The question for people buying and selling properties is whether any of this matters. Does the brand make a difference?
Related Article: Real Estate Companies in Alliston – Why Choose a Royal LePage Agent
Why Branding Might Be Important
Branding clearly matters to real estate agents themselves. If they can create a business persona that allows them to stand out above other providers in their industry, they are more likely to attract clients.
The overriding goal for agencies is to get sellers to believe that they can fetch a better price for their property. Commissions could be as high as 6 percent if sellers know that the agency can bump up the sale price of their properties by more than, say, 8 percent.
Branding may also matter somewhat to clients themselves. It’s a signal that an agent has the experience, has been around for a long time, and can get better prices for their real estate transactions.
Many established brands, for instance, maintain strong links with buyer communities. They’re much better able to find keen buyers with higher consumer surplus, willing to pay as much or more than the asking price.
Bigger brands may also provide some unique advantages for seasoned or frequent property investors. Organizations with established brands usually have the financial capital to do research into the market and provide property hunters with unique and helpful insights. Only making insights available to customers gives them an advantage in market situations.
Smaller agencies that don’t have established brands must usually employ people with less experience in the industry. And that can hamper the quality of their research. Thus, a brand can be a proxy for the educational output of an agent.
Why Branding Might Not Matter All That Much
On the other hand, some might argue that while branding is important in most industries, it’s not in the real estate agency market.
Some real estate agents worry that buyers and sellers won’t use them when they first set up because they don’t know their brand. But they soon discover that they can carve a niche for themselves and gain paying clients even if they are new. It’s not that difficult.
Evidence and experiences suggest that clients care most about the quality of the service they receive. Branding tends to play second fiddle.
When it comes to customer experience, smaller firms actually have an advantage in this area – and clients know it. Independent agents tend to be more flexible and don’t have to abide by endless corporate rules and regulations.
Working in a smaller shop also helps a lot of smaller real estate agencies feel more like a unit. Everyone works on the same sales. You don’t have separate agents pursuing their individual projects. The business becomes a tighter unit.
What Role Do Online Agents Play?
Estate agent branding probably had more value in the past when clients had no choice but to go to the big high-street brands. But thanks to the internet, that’s all now a thing of the past.

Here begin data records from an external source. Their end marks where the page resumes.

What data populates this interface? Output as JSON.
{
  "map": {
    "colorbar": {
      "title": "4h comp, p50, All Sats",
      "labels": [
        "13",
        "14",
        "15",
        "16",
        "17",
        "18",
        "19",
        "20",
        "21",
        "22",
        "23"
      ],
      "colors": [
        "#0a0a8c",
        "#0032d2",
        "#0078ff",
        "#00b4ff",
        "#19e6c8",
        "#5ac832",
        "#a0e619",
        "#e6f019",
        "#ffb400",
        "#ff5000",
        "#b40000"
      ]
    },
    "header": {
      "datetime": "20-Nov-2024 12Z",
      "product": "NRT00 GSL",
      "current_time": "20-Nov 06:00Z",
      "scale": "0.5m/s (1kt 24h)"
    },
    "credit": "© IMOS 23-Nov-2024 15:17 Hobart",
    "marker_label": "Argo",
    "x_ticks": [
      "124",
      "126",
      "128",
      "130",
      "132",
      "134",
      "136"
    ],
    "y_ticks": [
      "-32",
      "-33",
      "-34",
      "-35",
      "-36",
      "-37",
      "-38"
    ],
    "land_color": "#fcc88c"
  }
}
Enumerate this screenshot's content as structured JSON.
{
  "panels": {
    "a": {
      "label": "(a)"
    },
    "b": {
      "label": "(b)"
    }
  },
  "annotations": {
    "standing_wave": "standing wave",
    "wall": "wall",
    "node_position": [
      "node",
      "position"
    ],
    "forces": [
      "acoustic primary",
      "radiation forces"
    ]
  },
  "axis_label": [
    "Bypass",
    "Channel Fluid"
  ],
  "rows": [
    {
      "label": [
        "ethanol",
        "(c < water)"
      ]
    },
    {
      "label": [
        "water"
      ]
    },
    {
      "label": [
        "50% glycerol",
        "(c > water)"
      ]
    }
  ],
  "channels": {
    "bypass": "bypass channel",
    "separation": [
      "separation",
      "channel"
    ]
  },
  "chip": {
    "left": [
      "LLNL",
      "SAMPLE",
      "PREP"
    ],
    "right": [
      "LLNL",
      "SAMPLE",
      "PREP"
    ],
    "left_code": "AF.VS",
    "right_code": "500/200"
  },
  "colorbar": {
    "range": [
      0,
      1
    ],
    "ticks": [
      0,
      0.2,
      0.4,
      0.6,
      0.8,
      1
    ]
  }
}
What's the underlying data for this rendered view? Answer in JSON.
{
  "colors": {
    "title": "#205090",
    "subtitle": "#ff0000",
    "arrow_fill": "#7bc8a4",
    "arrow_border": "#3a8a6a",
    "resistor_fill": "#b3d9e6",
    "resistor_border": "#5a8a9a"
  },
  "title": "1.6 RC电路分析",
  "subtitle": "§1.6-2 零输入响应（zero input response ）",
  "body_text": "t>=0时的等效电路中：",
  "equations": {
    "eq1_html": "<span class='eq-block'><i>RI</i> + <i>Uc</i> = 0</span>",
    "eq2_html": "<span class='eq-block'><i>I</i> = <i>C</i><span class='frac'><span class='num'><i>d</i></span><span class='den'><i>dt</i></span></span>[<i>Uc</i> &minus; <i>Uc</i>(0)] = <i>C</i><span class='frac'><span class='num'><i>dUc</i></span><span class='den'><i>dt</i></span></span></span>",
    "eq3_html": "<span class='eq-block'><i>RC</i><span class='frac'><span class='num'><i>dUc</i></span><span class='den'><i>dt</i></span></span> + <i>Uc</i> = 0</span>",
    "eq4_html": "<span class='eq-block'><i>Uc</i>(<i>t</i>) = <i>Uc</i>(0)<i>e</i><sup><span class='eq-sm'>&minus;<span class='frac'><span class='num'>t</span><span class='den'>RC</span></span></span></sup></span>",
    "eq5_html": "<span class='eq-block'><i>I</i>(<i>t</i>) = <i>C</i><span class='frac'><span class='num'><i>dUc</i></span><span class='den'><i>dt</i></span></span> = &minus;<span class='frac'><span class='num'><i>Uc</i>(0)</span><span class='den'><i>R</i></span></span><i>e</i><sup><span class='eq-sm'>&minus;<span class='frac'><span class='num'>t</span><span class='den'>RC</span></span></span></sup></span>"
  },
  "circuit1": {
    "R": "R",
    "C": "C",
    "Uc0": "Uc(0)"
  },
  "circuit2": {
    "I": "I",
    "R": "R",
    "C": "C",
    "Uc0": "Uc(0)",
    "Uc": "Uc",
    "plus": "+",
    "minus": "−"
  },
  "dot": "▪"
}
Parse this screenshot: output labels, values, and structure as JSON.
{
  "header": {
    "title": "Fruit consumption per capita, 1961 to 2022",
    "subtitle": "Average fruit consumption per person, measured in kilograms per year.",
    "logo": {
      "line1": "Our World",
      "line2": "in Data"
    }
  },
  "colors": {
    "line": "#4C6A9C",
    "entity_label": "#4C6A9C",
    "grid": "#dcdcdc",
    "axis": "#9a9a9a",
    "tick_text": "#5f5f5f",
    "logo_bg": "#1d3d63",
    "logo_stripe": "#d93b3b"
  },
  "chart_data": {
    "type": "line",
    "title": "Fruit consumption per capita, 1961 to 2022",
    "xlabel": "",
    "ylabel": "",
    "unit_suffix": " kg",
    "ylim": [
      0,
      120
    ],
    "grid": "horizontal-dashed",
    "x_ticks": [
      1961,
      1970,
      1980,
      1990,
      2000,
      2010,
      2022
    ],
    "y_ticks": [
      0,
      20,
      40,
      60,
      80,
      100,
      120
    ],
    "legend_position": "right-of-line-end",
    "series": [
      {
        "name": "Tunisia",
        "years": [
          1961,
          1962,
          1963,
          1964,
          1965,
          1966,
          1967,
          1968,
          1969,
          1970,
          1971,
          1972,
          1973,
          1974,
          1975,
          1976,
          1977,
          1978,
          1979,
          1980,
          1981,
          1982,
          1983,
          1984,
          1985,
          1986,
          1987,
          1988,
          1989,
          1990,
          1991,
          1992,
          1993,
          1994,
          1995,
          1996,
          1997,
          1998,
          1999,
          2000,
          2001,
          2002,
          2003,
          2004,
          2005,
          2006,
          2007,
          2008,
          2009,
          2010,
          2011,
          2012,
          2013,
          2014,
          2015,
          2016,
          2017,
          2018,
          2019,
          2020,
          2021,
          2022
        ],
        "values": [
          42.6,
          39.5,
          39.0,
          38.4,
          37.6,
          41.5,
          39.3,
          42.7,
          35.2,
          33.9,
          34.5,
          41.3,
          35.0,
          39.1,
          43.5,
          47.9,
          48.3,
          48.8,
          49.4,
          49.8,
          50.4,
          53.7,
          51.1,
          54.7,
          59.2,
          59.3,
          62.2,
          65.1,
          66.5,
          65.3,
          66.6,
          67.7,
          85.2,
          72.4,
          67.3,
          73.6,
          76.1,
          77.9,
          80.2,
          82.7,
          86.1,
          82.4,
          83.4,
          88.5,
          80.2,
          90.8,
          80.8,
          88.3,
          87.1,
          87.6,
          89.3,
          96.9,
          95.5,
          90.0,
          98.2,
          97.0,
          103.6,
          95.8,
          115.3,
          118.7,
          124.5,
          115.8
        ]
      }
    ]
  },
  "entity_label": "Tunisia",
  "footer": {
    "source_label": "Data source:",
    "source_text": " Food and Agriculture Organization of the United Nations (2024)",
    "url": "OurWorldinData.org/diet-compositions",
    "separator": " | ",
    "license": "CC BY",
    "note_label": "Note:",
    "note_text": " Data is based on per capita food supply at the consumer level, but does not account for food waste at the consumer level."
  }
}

Aggregator websites collect all the properties for sale for listing by individual agents on a single platform. Under this setup, buyers now shop for properties directly. The agent listing them is usually a secondary consideration.
The internet, therefore, is becoming a great equalizer. Buyers don’t care a great deal about who made the listing on these aggregator sites. The main consideration is now the quality of the property and what it offers.
Around 95 percent of people search for new homes online, mainly because the process is incredibly easy. Agents still have a role to play when searches become more serious. But what buyers really need are people with great writing and presentation skills who can showcase their properties at their best.
The aim of the game now is to create robust multiple listing services where agents attempt to sell properties via major online platforms.
Given the rise of the internet, brokers are finding it increasingly difficult to brand themselves in the first place. They’d like to be different from the next firm – and they probably are – but making that distinction clear for consumers is going to be the main challenge.